Ha vinto la tesi della Procura secondo cui il primo rapporto sessuale è avvenuto quando il ragazzo aveva ancora 13 anni. Una tesi che ha aggravato la posizione dell’imputata. La donna si è sempre difesa collocando il primo rapporto quando l’allievo aveva già compiuto 14 anni. La sua parola, però, non è stata ritenuta credibile anche perché il ragazzo, sentito in incidente probatorio e poi in aula, ha ripercorso in modo chiaro e netto i fatti. Il giovane ricorda perfettamente quella prima volta, nel giugno del 2017, perché coincideva esattamente con il giorno del compleanno del padre.

La relazione è andata avanti, fra alti e bassi, fino all’inizio di marzo dell’anno scorso quando la madre del giovane si è resa conto di quello che stava accadendo, del nervosismo del figlio costretto a portare avanti la relazione sotto le minacce della donna. Agli atti del processo è allegata una lunga lista di messaggi Whastapp intercorsi fra i due nel gennaio-febbraio del 2019. Messaggi nei quali la donna minaccia il giovane di rivelare a tutti che il bambino è suo e di uccidersi se la relazione fosse finita, come avrebbe voluto il ragazzino che oggi ha sedici anni e mezzo.

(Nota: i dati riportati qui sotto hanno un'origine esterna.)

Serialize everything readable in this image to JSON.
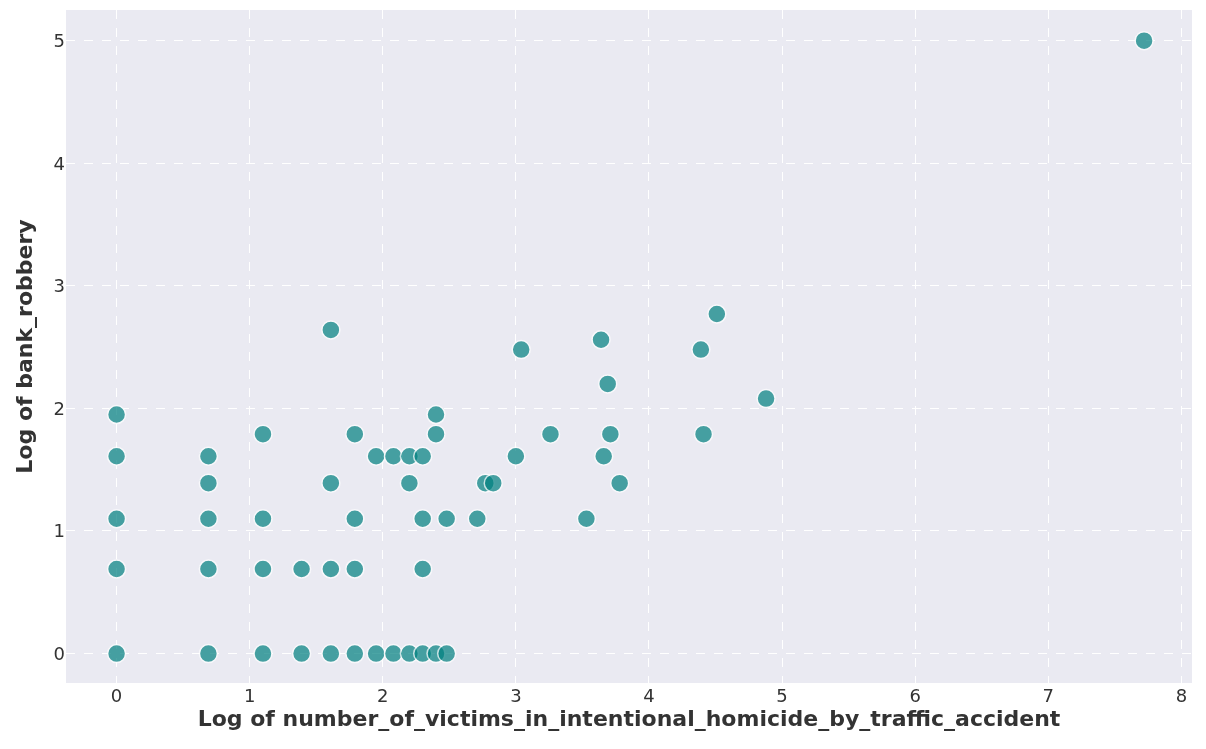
{
  "chart_data": {
    "type": "scatter",
    "xlabel": "Log of number_of_victims_in_intentional_homicide_by_traffic_accident",
    "ylabel": "Log of bank_robbery",
    "series": [
      {
        "color": "#008080",
        "x": [
          0,
          0.69,
          1.1,
          1.39,
          1.61,
          1.79,
          1.95,
          2.08,
          2.2,
          2.3,
          2.4,
          2.48,
          0,
          0.69,
          1.1,
          1.39,
          1.61,
          1.79,
          2.3,
          0,
          0.69,
          1.1,
          1.79,
          2.3,
          2.48,
          2.71,
          3.53,
          0.69,
          1.61,
          2.2,
          2.77,
          2.83,
          3.78,
          0,
          0.69,
          1.95,
          2.08,
          2.2,
          2.3,
          3.0,
          3.66,
          1.1,
          1.79,
          2.4,
          3.26,
          3.71,
          4.41,
          0,
          2.4,
          4.88,
          3.69,
          3.04,
          4.39,
          3.64,
          1.61,
          4.51,
          7.72
        ],
        "values": [
          0,
          0,
          0,
          0,
          0,
          0,
          0,
          0,
          0,
          0,
          0,
          0,
          0.69,
          0.69,
          0.69,
          0.69,
          0.69,
          0.69,
          0.69,
          1.1,
          1.1,
          1.1,
          1.1,
          1.1,
          1.1,
          1.1,
          1.1,
          1.39,
          1.39,
          1.39,
          1.39,
          1.39,
          1.39,
          1.61,
          1.61,
          1.61,
          1.61,
          1.61,
          1.61,
          1.61,
          1.61,
          1.79,
          1.79,
          1.79,
          1.79,
          1.79,
          1.79,
          1.95,
          1.95,
          2.08,
          2.2,
          2.48,
          2.48,
          2.56,
          2.64,
          2.77,
          5.0
        ]
      }
    ],
    "xlim": [
      -0.38,
      8.08
    ],
    "ylim": [
      -0.24,
      5.25
    ],
    "xticks": [
      0,
      1,
      2,
      3,
      4,
      5,
      6,
      7,
      8
    ],
    "yticks": [
      0,
      1,
      2,
      3,
      4,
      5
    ],
    "grid": true,
    "marker": "circle"
  }
}
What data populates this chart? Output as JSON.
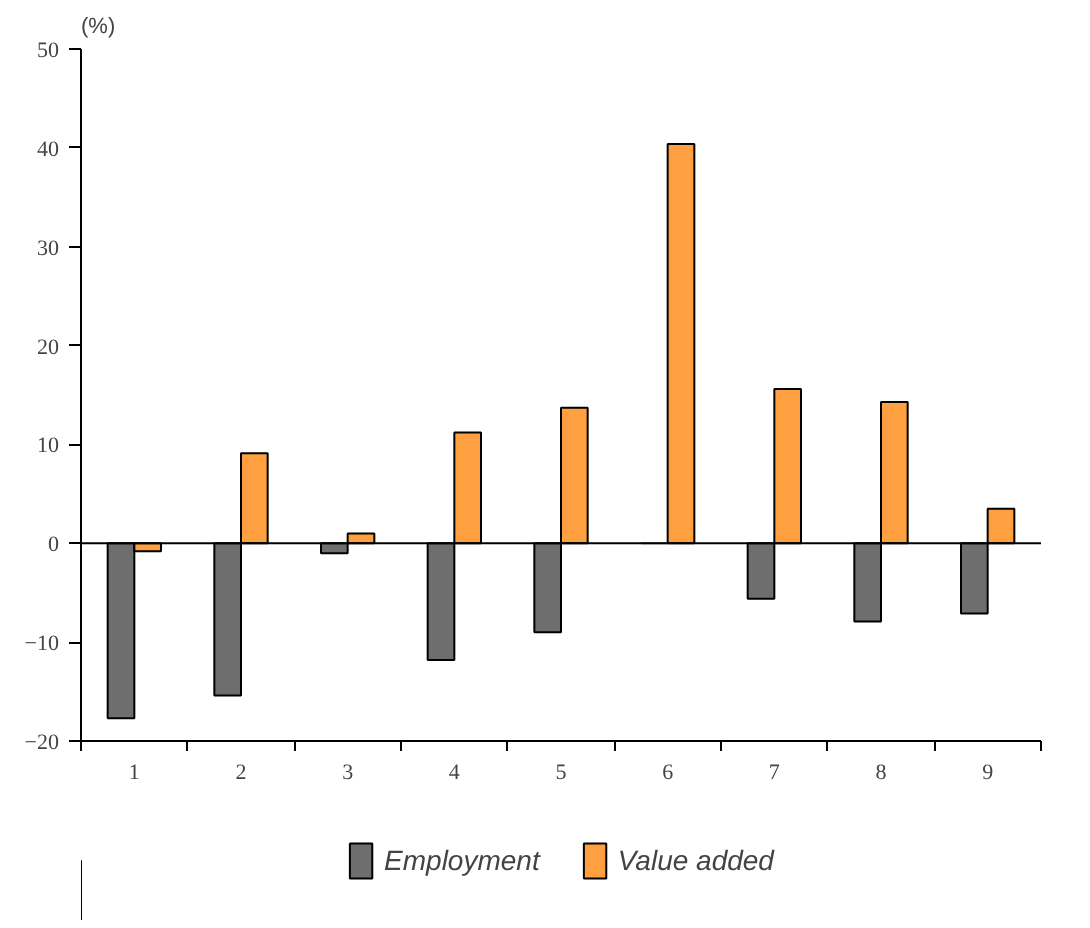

Il ragazzo ha proseguito la relazione contro la sua volontà fino a quando la madre non lo ha messo alle strette costringendolo a raccontare tutto quello che era accaduto. La famiglia del giovane, assistita dall’avvocato Roberta Roviello, ha sporto denuncia e subito è partita l’inchiesta affidata ai pm Gestri e Boscagli. La procura ha disposto l’esame del dna che ha confermato la paternità del piccolo. E’ proprio questo uno dei punti che per ora resta in sospeso. Il padre naturale potrebbe rivendicare la paternità del bambino anche se per ora non sembra intenzionato. Oppure la procedura potrebbe partire di ufficio da parte della procura di Prato o del tribunale dei minori di Firenze. Un procedimento lungo che prima di partire dovrà attendere che la sentenza passi in giudicato. Da una parte c’è il padre naturale che non è intenzionato a fare nessuna rivendicazione, dall’altra c’è il padre che ha riconosciuto il bimbo, il marito della donna (hanno insieme un altro figlio di 12 anni), che invece ha sempre detto di voler tenere il bambino e di considerarlo suo. "Da quando c’è il piccolo la famiglia è più unita e abbiamo ritrovato la serenità. Il piccolo adora il fratello più grande e come tutti i piccini lo segue e gli va dietro", ha detto la donna qualche settimana.

"Non c’è nulla di cui essere soddisfatti quando si è di fronte a una condanna – ha commentato il procuratore Giuseppe Nicolosi – La vicenda è molto delicata per i personaggi coinvolti e per i minori. Il tribunale ha trovato le conferme che riteneva di dover acquisire per emettere una sentenza di condanna. Le indagini sono state capillari e dettagliate. Le carte parlano di rapporti avvenuti prima dei 14 anni e di diversi episodi protratti nel tempo, come il tribunale ha confermato. Per quanto riguarda i minori implicati, le valutazioni saranno fatte dal tribunale dei minorenni e nell’interesse di questi ultimi".